- Born: 5 May 1915 Mahelav, Anand district, Gujarat, British Raj
- Died: 25 December 1990 (aged 75) Ahmedabad, Gujarat, India
- Education: B.A.
- Alma mater: Elphinstone College
- Occupations: playwright, director, theatre actor
- Children: Aditi Desai (daughter)
- Awards: Sangeet Natak Akademi Award (1968); Ranjitram Suvarna Chandrak (1977);

= Jashwant Thaker =

Indian actor, director (1915–1990)

Jashwant Thaker (5 May 1915 – 25 December 1990) was an Indian actor, playwright and director of Gujarati theatre. He directed and acted in several successful plays. He was awarded the Sangeet Natak Akademi Award in 1968, the Ranjitram Suvarna Chandrak in 1977 and the Soviet Land Award in 1986.

==Biography==
Jashwant Thaker was born on 5 May 1915 in Mehlav in Kaira district to Dayashankar Thaker and Lalitabahen. His father's career as a city survey officer led him to take his primary education in Nadiad and Jamnagar. He completed his matriculation from Nadiad. Due to his interest in art, in 1928, he studied at music school in Jamnagar.
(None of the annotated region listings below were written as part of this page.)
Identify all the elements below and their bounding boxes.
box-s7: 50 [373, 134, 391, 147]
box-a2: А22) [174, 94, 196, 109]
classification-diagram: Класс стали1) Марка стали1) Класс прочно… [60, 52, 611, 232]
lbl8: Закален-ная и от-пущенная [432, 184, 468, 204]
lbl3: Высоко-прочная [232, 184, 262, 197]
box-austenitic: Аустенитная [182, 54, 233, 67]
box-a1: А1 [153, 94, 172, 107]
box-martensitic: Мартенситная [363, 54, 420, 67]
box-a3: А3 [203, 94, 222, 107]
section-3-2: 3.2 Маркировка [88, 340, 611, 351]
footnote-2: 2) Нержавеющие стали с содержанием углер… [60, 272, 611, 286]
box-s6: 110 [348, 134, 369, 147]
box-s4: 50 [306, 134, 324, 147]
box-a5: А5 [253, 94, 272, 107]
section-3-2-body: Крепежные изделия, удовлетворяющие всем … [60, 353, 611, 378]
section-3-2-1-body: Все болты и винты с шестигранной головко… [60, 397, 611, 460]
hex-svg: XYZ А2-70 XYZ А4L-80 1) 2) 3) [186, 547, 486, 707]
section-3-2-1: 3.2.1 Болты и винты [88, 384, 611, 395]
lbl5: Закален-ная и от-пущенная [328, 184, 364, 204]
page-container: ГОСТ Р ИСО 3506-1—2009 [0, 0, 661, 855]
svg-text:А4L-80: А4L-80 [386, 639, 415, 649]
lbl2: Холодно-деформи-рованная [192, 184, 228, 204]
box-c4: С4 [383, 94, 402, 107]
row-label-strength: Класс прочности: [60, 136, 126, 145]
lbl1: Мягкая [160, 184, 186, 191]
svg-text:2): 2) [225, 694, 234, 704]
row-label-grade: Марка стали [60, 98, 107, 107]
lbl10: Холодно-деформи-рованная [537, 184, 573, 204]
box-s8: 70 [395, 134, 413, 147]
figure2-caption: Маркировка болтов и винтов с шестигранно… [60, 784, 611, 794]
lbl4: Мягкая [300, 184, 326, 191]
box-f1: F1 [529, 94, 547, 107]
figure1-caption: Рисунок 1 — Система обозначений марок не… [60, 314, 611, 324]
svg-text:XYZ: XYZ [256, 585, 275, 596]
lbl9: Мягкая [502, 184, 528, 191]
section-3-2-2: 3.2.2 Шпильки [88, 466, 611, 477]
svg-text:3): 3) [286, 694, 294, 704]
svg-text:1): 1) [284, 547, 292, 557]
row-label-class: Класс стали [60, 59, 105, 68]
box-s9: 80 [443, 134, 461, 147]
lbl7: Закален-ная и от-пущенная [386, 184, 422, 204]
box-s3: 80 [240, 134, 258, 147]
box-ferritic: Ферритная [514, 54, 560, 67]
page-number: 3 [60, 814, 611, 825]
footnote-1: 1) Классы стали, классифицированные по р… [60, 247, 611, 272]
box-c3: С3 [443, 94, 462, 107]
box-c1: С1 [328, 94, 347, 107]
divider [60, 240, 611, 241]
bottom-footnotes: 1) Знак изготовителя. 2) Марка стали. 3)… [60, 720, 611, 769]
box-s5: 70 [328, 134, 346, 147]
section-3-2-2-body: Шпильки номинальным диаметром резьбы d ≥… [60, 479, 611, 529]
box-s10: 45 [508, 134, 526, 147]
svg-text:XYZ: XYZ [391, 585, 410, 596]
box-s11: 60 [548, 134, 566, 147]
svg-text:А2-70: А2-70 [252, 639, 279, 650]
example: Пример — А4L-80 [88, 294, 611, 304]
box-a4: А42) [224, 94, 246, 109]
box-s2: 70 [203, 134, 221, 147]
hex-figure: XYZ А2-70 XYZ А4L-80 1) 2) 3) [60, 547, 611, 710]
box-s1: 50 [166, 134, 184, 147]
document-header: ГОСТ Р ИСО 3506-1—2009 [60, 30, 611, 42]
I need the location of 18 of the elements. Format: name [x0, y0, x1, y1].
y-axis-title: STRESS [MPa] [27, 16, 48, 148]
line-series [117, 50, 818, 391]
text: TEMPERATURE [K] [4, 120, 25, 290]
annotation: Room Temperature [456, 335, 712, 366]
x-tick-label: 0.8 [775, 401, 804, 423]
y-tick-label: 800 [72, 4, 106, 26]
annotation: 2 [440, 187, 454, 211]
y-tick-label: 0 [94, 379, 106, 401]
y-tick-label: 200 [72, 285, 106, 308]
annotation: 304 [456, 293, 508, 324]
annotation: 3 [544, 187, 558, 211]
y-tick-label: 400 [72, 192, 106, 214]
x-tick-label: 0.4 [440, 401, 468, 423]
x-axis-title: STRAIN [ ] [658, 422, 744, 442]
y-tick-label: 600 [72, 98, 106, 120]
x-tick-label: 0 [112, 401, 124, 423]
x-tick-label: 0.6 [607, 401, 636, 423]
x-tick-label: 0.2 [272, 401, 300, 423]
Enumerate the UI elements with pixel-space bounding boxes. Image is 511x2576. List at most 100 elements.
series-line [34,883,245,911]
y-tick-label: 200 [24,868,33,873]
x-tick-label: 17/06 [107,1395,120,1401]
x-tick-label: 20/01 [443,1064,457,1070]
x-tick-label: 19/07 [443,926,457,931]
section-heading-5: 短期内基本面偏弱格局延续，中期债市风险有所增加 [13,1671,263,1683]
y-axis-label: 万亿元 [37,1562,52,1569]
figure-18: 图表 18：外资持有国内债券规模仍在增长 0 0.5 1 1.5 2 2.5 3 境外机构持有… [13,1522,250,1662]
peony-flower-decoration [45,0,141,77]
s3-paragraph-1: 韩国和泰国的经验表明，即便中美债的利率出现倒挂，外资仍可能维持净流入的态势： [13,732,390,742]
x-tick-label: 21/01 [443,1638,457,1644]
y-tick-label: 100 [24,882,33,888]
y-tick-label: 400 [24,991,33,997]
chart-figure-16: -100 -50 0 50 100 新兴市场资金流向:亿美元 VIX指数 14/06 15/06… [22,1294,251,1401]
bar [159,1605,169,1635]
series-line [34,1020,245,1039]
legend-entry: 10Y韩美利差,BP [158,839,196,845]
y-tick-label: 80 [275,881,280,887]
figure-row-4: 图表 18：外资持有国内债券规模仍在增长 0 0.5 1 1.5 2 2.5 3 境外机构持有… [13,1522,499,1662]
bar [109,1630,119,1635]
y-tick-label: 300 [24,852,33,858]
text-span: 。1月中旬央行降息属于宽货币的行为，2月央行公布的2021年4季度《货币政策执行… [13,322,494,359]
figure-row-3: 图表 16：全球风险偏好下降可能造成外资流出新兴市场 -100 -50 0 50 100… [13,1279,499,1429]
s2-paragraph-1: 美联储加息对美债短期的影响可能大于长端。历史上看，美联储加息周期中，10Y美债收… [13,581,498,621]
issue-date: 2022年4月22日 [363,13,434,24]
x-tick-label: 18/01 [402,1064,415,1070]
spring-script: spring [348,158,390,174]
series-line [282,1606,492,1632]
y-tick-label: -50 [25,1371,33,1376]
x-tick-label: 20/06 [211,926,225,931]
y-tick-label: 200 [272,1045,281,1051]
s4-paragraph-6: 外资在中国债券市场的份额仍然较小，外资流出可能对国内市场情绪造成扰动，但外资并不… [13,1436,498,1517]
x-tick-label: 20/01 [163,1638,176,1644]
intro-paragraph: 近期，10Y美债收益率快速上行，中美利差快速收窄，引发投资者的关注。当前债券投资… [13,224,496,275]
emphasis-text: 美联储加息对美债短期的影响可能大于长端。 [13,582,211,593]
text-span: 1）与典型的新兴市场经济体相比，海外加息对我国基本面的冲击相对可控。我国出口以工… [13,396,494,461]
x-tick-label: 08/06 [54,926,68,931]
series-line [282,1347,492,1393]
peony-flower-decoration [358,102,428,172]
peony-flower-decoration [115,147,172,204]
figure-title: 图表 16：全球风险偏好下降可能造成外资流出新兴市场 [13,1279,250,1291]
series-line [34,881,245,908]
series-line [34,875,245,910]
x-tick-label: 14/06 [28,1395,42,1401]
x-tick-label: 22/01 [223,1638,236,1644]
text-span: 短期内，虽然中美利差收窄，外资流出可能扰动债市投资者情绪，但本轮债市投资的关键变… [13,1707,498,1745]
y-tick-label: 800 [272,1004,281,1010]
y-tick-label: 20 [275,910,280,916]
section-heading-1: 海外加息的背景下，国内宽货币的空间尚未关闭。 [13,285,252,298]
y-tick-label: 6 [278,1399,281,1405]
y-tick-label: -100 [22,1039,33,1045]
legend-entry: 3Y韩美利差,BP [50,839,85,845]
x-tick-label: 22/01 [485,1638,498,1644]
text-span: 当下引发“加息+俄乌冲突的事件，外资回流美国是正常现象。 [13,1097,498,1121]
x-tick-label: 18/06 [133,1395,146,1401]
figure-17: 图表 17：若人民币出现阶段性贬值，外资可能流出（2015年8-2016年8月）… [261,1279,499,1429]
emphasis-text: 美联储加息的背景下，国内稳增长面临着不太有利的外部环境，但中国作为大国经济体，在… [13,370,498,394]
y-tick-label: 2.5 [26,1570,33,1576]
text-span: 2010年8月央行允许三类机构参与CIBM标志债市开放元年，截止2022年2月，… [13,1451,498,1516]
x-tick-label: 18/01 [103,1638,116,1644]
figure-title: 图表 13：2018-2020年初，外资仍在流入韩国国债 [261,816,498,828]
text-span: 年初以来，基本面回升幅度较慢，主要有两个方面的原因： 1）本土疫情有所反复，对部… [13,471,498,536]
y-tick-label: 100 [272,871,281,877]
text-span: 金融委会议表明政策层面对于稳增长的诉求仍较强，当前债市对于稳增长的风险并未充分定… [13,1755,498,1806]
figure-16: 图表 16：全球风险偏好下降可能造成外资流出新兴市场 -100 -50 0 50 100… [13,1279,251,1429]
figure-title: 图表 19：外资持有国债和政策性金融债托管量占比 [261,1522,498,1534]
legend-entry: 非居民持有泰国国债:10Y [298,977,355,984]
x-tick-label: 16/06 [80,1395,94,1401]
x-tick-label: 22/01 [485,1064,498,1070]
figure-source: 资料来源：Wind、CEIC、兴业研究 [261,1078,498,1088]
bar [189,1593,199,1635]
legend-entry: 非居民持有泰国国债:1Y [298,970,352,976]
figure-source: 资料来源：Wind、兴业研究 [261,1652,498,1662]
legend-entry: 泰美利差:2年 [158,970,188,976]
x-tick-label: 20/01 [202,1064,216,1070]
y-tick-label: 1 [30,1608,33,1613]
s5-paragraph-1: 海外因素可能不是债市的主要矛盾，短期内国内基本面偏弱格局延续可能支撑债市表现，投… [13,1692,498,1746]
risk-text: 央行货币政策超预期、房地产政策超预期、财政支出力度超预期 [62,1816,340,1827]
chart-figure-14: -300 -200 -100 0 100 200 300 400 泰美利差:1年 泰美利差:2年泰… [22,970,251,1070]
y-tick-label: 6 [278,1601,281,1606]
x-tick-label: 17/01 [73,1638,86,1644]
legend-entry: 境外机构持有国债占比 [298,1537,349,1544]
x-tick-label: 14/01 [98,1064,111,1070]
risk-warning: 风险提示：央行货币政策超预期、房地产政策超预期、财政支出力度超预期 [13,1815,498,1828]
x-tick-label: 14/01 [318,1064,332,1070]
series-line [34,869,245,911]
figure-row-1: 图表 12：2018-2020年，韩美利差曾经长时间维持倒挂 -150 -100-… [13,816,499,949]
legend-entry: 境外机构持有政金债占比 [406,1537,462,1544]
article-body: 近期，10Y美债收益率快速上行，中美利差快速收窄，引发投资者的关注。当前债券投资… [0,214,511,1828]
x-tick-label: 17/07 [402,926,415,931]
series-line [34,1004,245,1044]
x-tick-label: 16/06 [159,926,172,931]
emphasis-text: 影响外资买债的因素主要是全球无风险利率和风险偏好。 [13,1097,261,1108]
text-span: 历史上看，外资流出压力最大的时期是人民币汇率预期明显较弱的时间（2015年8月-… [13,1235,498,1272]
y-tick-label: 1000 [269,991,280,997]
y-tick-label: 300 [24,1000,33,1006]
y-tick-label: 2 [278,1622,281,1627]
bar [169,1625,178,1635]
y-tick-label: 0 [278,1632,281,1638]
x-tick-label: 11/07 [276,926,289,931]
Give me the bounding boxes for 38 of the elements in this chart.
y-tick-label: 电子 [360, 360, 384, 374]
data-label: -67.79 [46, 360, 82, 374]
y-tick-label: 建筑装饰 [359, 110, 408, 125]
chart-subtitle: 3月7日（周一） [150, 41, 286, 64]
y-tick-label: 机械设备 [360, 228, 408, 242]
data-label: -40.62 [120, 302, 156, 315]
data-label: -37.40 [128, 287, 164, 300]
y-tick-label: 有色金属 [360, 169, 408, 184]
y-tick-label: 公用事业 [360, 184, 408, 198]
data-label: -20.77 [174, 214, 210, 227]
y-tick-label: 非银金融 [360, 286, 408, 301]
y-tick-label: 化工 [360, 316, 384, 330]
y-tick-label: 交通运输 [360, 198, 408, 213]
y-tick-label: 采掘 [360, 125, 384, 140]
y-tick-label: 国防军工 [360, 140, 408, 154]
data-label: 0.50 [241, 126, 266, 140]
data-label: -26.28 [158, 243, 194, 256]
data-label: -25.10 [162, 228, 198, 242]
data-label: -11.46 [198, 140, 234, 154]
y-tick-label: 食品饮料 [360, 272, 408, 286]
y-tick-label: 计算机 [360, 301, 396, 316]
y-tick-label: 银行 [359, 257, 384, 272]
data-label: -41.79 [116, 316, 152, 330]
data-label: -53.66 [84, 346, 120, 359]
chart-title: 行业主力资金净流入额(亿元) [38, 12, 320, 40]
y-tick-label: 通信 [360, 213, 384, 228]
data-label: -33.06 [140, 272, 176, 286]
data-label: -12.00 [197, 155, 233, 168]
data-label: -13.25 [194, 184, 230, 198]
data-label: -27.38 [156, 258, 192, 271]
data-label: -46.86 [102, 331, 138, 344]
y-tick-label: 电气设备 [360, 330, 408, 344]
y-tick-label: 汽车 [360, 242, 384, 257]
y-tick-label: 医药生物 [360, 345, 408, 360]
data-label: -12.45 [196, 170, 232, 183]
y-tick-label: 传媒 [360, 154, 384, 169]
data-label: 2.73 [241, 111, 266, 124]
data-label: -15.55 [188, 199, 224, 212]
At the age of fifteen, he joined the freedom struggle and established Abhedyamandal. In 1932, Thaker joined the B.J. Medical College, Ahmedabad but dropped out of study to join nationalist activities. In 1936, he joined the Arts department of M.T.B. College, Surat. In 1938, he received a B.A. degree from Elphinstone College, Mumbai. He was arrested for his participation in anti-war conferences. During his three years in prison, he studied theatrical literature. He was one of the initial members of Indian People's Theatre Association (IPTA). In 1943, he established the Gujarat branch of IPTA. In 1949–50, he left political activities and adopted the field of drama as his career.

He died on 25 December 1990 in Ahmedabad. His daughter, Aditi Desai, is also a theatre director.

==Career==
Thaker staged many Gujarati plays including Unda Andhare Thi, Dukhi no Beli, Mudrarakshas, Mushak ane Manushya. After eighteen plays, he joined as head of the theater department of Maharaja Sayajirao University of Baroda in 1950. In 1951, he left the department and went to Rajkot to stage a play by Gunvantrai Acharya. Then he rejoined university and between 1955 and 1960, he continued to direct various plays by Shakespeare and Anton Chekhov. Bhagat ni Samadhi, Matimathi Sonu, Rajiya Sulatana, Ganga Par Ek Rat are his famous plays. He visited several theaters and met artists from across the country and abroad for the development of stage plays. He was dedicated to theater and direction. He directed more than 125 plays in Sanskrit, English and Gujarati languages and also acted in some plays.

Natya Shikshn na Mool Tattvo (Basic Elements of Theatre Education) (1957), Natya Prayog Shilp (The Structure of Thearitical Experiments) (1959), and Loknatya ane Gamadun (Folk Theatre and Village) (1960) are his educational books.

==Legacy==
The Jashwant Thaker Memorial Foundation, an NGO which works for children, women, and Gujarati language, was founded in Ahmedabad in honour of Thaker. In 2012, a documentary, Rangbhumina Kalakar, based on Thaker was made and presented by his daughter, Aditi Desai, at Fanatika Theatre Club's documentary festival.